On the estimation of CO2 capillary entry pressure: Implications on geological CO2 storage

The CO2 entry pressure for a specific pore space decreases with increasing storage site depth because the interfacial tension is reduced and the system becomes less water-wet with increasing depth. This is based on the assumption that the pore throat size and shape remain the same, i.e., they are not stress-dependent. The dependency of capillary entry pressure with depth in geological CO2 storage has been reported by only few quantitative investigations, which, however, did not account for the interfacial tension and wettability effects of the brine/CO2/solid system.

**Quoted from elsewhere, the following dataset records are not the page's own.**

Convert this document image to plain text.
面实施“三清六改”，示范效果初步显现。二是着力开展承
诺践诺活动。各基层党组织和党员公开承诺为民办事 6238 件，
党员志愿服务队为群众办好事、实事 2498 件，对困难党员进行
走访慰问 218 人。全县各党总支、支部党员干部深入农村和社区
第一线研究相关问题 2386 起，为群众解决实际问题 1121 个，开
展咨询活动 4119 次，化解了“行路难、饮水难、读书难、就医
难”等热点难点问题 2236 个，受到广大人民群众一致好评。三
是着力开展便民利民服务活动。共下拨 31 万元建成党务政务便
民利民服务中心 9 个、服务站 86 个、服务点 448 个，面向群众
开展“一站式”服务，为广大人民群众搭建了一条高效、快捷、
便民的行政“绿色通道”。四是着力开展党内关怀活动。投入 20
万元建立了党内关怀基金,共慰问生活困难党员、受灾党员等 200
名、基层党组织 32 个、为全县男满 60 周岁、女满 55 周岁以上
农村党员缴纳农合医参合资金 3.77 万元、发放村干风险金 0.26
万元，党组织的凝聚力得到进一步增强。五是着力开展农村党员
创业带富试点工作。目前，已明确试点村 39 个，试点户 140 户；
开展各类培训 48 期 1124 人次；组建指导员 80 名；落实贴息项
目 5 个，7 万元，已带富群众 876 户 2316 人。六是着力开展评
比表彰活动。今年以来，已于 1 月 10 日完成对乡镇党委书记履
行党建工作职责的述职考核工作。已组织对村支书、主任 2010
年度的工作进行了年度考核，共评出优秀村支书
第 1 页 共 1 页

In this work, a workflow and methodology are proposed to quantify the dependency of capillary entry pressure with depth in subsurface geological CO2 storage. The cap-rock pore spaces are treated as straight capillary tubes whose cross-sections are obtained directly from 2D SEM rock images, and the CO2 capillary entry pressure invading these pore spaces is simulated, under arbitrary wetting conditions, with the use of an in-house novel semi-analytical model. In this model, the brine/CO2 interfacial tension is obtained as a function of the two phases (CO2 and brine) density difference, and the contact angle is evaluated based on the Frumkin–Derjaguin equation, and the disjoining pressures isotherm curves is computed from DLVO theory under various CO2 storage pressure, temperature and brine ionic strength conditions. The dependencies of brine/CO2 interfacial tension, contact angle and capillary entry pressure on CO2 storage depth and brine ionic strength are also investigated.

This newly developed model can be used to compute CO2 entry pressure and associated fluid configurations in realistic cap-rock pore spaces which can be extracted from 2D rock images from core samples located at various storage depths and under the examined storage site’s pressure, temperature and brine ionic strength conditions. The proposed workflow for capillary entry pressure estimation and its relationship with depth can enhance our understanding and improve the design and safe storage of CO2 in geological formations.